The United States has a window of opportunity to lead in the development of clean energy technology.If successful, the United States will lead in this new Industrial Revolution in clean energy that will be a major contributor to our economic prosperity. If we do not develop the policies that encourage the private sector to seize the opportunity, the United States will fall behind and increasingly become an importer of these new energy technologies.


We have already made the largest investment in clean energy in history, but there is much more to do to build on this foundation [...] (USA, 2010, p. 30).

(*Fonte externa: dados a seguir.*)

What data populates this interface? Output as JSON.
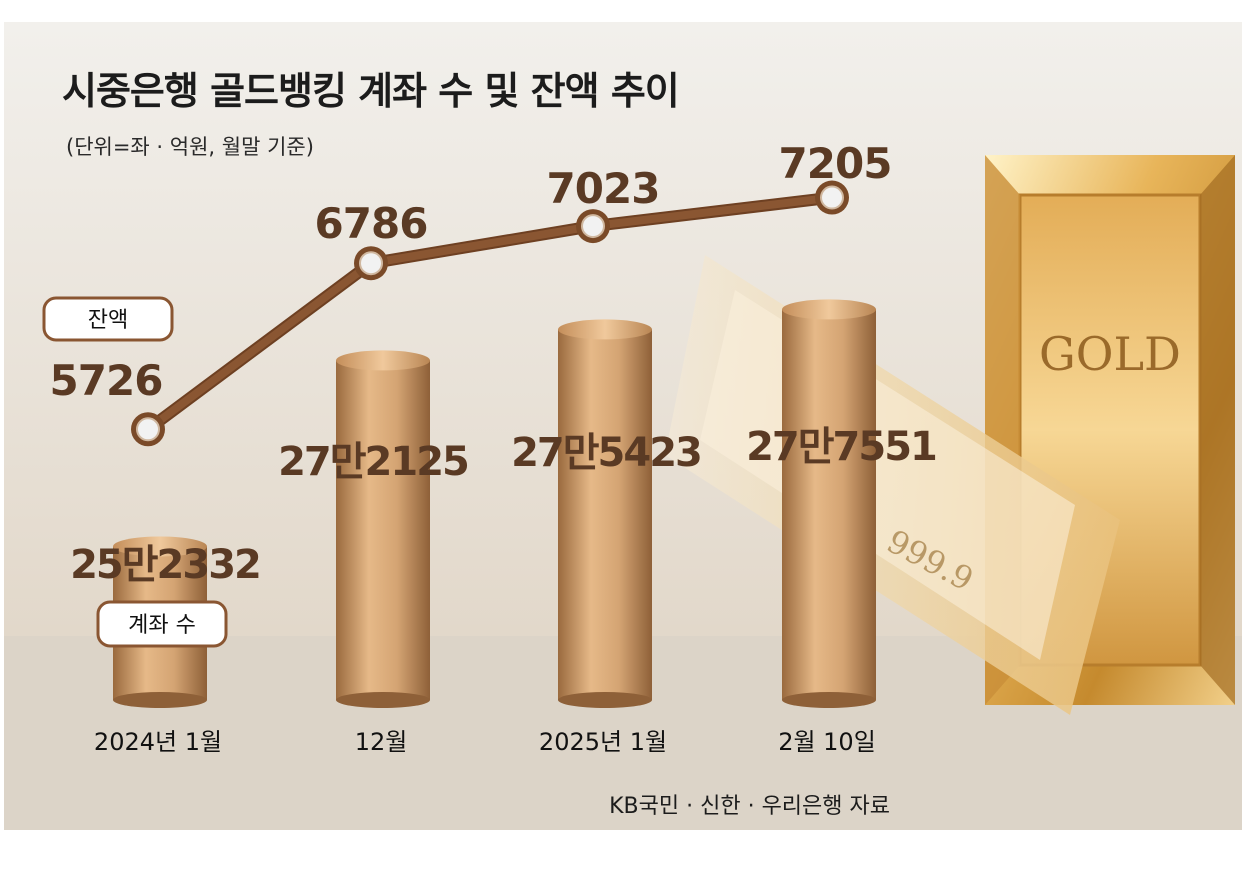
{
  "title": "시중은행 골드뱅킹 계좌 수 및 잔액 추이",
  "unit_note": "(단위=좌 · 억원, 월말 기준)",
  "source": "KB국민 · 신한 · 우리은행 자료",
  "colors": {
    "line": "#8a5632",
    "bar_main": "#c69562",
    "bar_light": "#ecc08e",
    "bar_dark": "#8c5e36",
    "value_text": "#5a3a24",
    "tag_border": "#8a5632",
    "gold": "#d9a84a"
  },
  "illustration": {
    "gold_bar_text": "GOLD",
    "gold_bar_purity": "999.9"
  },
  "chart_data": {
    "type": "bar+line",
    "categories": [
      "2024년 1월",
      "12월",
      "2025년 1월",
      "2월 10일"
    ],
    "series": [
      {
        "name": "계좌 수",
        "type": "bar",
        "values": [
          252332,
          272125,
          275423,
          277551
        ],
        "labels": [
          "25만2332",
          "27만2125",
          "27만5423",
          "27만7551"
        ]
      },
      {
        "name": "잔액",
        "type": "line",
        "values": [
          5726,
          6786,
          7023,
          7205
        ],
        "labels": [
          "5726",
          "6786",
          "7023",
          "7205"
        ]
      }
    ]
  }
}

A introdução de ambas componentes como basilares da nova dimensão estratégica das relações internacionais traz uma nova possibilidade ao estudo dos recursos hídricos. Todavia, de modo não simplista cabe aqui interpretar este elemento não como pertencente à massa de recursos naturais, em sua forma bruta, pretendemos entendê-los como estoques de poder, assim como as reservas biogenéticas o são.

Ora, se devido à grande expansão urbana, a industrialização, a agricultura, a pecuária intensiva e ainda à produção de energia (elétrica, em refinarias, em usinas nucleares, etc.) – que estão estreitamente associadas à elevação do nível de vida e ao rápido crescimento populacional – crescentes quantidades de água passaram a ser exigidas e os conflitos em torno dos recursos hídricos já se mostraram intensos, o cenário futuro não parece melhorar. Em 2000, o mundo usou duas vezes mais água do que em 1960. E as previsões revelam que este número não parará de crescer. Com efeito, tais fatores tornam a água um recurso naturalmente estratégico para qualquer país do mundo (SALATI, 2010, p. 20).